La norma como herramienta de exclusión
La heterosexualidad opera como una regla social que condiciona el valor femenino a su relación con los hombres. Mariana Castro señala que este mandato puede generar una “heterosexualidad compulsiva”, donde incluso mujeres con deseos hacia otras mujeres establecen estos vínculos para validar su pertenencia social y supervivencia.
En términos de salud mental, explica Becerra, esto suele manifestarse como vacío emocional, apatía o pérdida de sentido vital. El cuerpo comienza a señalar que algo no funciona; en Evelyn, el cansancio deja de ser físico y se transforma en existencial.
¿Son estas decisiones una forma de agencia o únicamente el resultado de la opresión estructural? La respuesta se sitúa en una zona intermedia. Desde la mirada de la protagonista al final de su vida, sus matrimonios fueron también una forma de resistencia. Aprendió a manipular las reglas del juego para construir su imperio personal; comprendió el sistema y decidió ganar. Sin embargo, esa victoria aparece marcada por una pérdida irreparable. El matrimonio lavanda termina siendo una renuncia forzada a la integridad afectiva y una manera de mantenerse en el clóset.
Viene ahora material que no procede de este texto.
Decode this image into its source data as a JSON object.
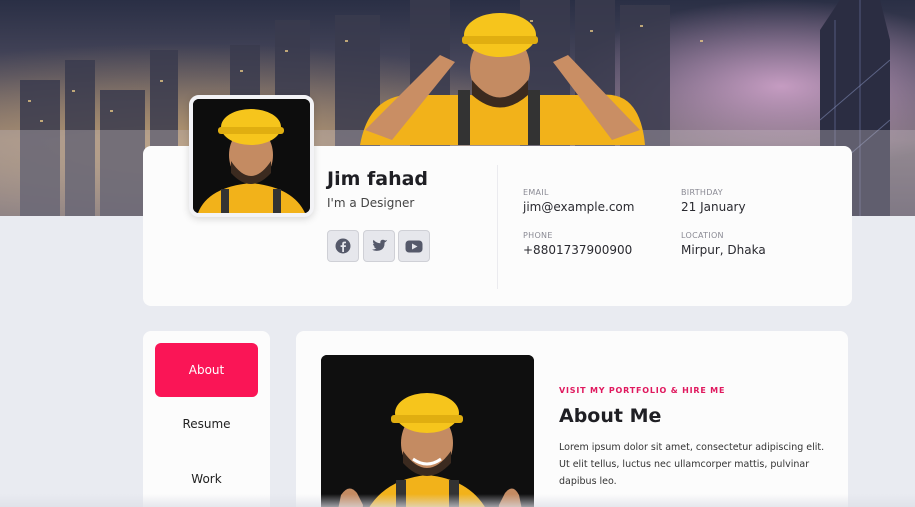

“Tengo más dinero del que podría llegar a usar en esta vida, pero me arrepiento de cada segundo que elegí eso en vez de amarla con orgullo. Pero eso es un lujo”.
La confesión evidencia que la verdadera libertad no se basa en perfeccionar el arte de esconderse, es transformar las condiciones que obligan a hacerlo. La historia de Evelyn Hugo recuerda que, cuando el éxito exige la fragmentación del yo, la gloria inevitablemente adquiere un trasfondo amargo. La historia también dialoga con experiencias que todavía atraviesan a muchas personas LGBTIQ+, para quienes la visibilidad sigue siendo una negociación constante.
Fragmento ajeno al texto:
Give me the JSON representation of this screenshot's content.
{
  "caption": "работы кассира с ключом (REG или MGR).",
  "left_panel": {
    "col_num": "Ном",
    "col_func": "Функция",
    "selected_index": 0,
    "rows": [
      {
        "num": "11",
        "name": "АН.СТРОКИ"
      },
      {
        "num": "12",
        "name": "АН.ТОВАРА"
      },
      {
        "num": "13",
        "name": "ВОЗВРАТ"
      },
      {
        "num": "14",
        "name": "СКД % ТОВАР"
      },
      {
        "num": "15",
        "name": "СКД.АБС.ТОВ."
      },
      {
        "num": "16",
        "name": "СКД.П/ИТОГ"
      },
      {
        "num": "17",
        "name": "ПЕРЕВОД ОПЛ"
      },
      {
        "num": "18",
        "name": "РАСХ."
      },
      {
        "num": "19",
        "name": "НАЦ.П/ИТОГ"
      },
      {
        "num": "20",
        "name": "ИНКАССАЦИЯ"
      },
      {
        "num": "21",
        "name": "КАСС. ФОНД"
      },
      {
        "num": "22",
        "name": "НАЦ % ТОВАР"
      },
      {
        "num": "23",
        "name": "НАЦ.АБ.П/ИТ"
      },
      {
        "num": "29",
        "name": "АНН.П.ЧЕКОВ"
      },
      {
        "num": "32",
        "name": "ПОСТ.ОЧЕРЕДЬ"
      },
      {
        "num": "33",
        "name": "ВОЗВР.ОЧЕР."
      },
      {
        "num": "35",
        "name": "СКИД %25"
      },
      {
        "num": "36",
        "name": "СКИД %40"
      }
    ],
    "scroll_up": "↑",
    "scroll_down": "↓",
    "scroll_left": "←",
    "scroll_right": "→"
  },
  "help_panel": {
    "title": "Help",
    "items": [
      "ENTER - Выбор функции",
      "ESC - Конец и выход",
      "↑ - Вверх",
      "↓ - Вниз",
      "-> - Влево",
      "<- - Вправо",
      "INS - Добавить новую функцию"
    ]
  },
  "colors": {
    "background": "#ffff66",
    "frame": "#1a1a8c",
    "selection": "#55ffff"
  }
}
Como concluye Becerra, el objetivo es reconfigurar las condiciones que obligan a las mujeres a fragmentarse para sobrevivir. Esto es especialmente urgente en un mundo que aún castiga la diferencia y prohíbe expresar libremente el amor homosexual o una identidad diversa. Al final, ninguna fortuna puede devolver el tiempo que una vida pasa aprendiendo a existir en la sombra.